Supported Plagiarism Languages
| Setting | Description |
|---|
| Supported Languages | All languages supported by Unicode, including English, Spanish, French, Portuguese, Arabic, Russian, German, Greek, Chinese, Japanese, and more. More info. |
| Supported OCR Languages | See full list here. |
| Supported Cross Languages | See full list here. |
| Maximum Document Length | The maximum length allowed is 2000 pages (500K words). |
File Size
| Description | Max Upload File Size |
|---|
HTML files (html, htm, …) | 5 MB |
Text files (txt, csv) and source-code | 3 MB |
Non-Textual Documents (pdf, doc, docx, …) | 50 MB |
Image Types (jpg, png, bmp, …) | 25 MB |
Rate Limit
An account by default has a rate of 10 requests per second. If you still need higher rates, feel free to contact us.

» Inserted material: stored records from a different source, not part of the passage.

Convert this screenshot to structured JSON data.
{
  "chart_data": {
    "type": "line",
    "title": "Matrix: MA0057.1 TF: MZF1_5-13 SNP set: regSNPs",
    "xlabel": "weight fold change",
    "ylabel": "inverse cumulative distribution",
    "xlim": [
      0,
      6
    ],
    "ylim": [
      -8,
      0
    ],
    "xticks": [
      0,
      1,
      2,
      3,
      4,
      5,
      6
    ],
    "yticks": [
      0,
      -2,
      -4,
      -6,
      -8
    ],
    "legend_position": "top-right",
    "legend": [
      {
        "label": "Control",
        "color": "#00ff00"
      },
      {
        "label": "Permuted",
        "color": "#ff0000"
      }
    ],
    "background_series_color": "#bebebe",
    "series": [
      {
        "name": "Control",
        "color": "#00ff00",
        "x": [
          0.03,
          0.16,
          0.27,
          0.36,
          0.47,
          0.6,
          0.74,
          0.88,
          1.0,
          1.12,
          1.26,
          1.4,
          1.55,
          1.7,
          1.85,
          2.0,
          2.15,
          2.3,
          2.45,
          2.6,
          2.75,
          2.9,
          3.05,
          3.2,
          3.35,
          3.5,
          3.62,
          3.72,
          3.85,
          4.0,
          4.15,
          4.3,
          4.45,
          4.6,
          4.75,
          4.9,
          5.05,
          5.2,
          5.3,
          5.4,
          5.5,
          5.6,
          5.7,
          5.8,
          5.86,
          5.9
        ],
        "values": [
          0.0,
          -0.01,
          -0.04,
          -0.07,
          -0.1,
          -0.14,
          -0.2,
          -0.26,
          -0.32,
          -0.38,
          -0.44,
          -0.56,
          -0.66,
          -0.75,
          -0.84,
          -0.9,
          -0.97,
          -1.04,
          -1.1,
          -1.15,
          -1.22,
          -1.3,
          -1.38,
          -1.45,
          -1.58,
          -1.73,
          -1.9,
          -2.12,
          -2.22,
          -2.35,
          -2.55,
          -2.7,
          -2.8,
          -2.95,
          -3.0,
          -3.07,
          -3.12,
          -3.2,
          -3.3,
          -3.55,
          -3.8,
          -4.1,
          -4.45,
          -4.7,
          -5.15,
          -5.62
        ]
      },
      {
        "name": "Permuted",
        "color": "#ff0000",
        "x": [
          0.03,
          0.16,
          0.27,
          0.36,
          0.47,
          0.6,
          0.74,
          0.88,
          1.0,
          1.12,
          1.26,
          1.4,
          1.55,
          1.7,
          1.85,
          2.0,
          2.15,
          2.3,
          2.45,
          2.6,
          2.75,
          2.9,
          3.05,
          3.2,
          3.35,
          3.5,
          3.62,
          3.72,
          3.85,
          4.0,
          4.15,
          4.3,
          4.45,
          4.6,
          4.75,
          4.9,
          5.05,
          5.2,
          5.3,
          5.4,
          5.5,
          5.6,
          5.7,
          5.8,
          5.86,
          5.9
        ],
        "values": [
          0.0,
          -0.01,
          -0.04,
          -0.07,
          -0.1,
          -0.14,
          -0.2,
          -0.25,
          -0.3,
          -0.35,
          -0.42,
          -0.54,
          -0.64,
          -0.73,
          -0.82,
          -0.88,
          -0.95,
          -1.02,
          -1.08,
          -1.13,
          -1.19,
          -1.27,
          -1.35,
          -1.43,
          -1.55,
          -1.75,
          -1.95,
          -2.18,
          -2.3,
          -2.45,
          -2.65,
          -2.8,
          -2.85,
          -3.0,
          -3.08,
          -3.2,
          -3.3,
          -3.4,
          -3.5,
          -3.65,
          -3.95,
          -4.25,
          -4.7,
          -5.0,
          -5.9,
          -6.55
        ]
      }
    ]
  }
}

Rate Limit Exceeded, If your host has reached its API limit, you will receive the HTTP error 429 (Too Many Requests) and you will be unable to authenticate with the Copyleaks API for 5 minutes.
Maintenance Periods
When our servers are under maintenance you will receive a 503 HTTP status code. Please wait a full minute and try again.
For more information about the service status - Copyleaks System Status.
Time
| Setting | Value |
|---|
| Time Format | dd/MM/yyyy HH:mm:ss |
| Time Zone | UTC |
| Default HTTP Request Timeout | 110 seconds |
Scan Expiration
Your created scans using the /v3/submit endpoints will be stored in Copyleaks servers for a specific duration of time. You can control the expiration of your scans in your submit request. Make sure you save your data before it expires:
| Type | hours |
|---|
| Max Expiration | 2880 |
| Default Expiration | 2880 |
Frequently asked questions
How does Copyleaks count pages for billing?
A page is defined as up to 250 words. Every 250 words (or portion thereof) counts as one page, so 1-250 words is 1 page, 251-500 words is 2 pages, and so on.
What is the maximum file size I can submit?
It depends on the file type: 50 MB for non-textual documents (PDF, DOC, DOCX), 25 MB for images submitted to OCR, 5 MB for HTML files, and 3 MB for text and source-code files.
What is the maximum document length?
2000 pages, which is approximately 500,000 words.
What is the Copyleaks API rate limit?
10 requests per second by default. Exceeding it returns HTTP 429 (Too Many Requests) and blocks authentication for 5 minutes. Contact Copyleaks if you need a higher rate.
How long are scans stored before they expire?
Scans are stored for 2880 hours (120 days) by default, which is also the maximum. You can set a shorter expiration in the submit request, so save your results before they expire.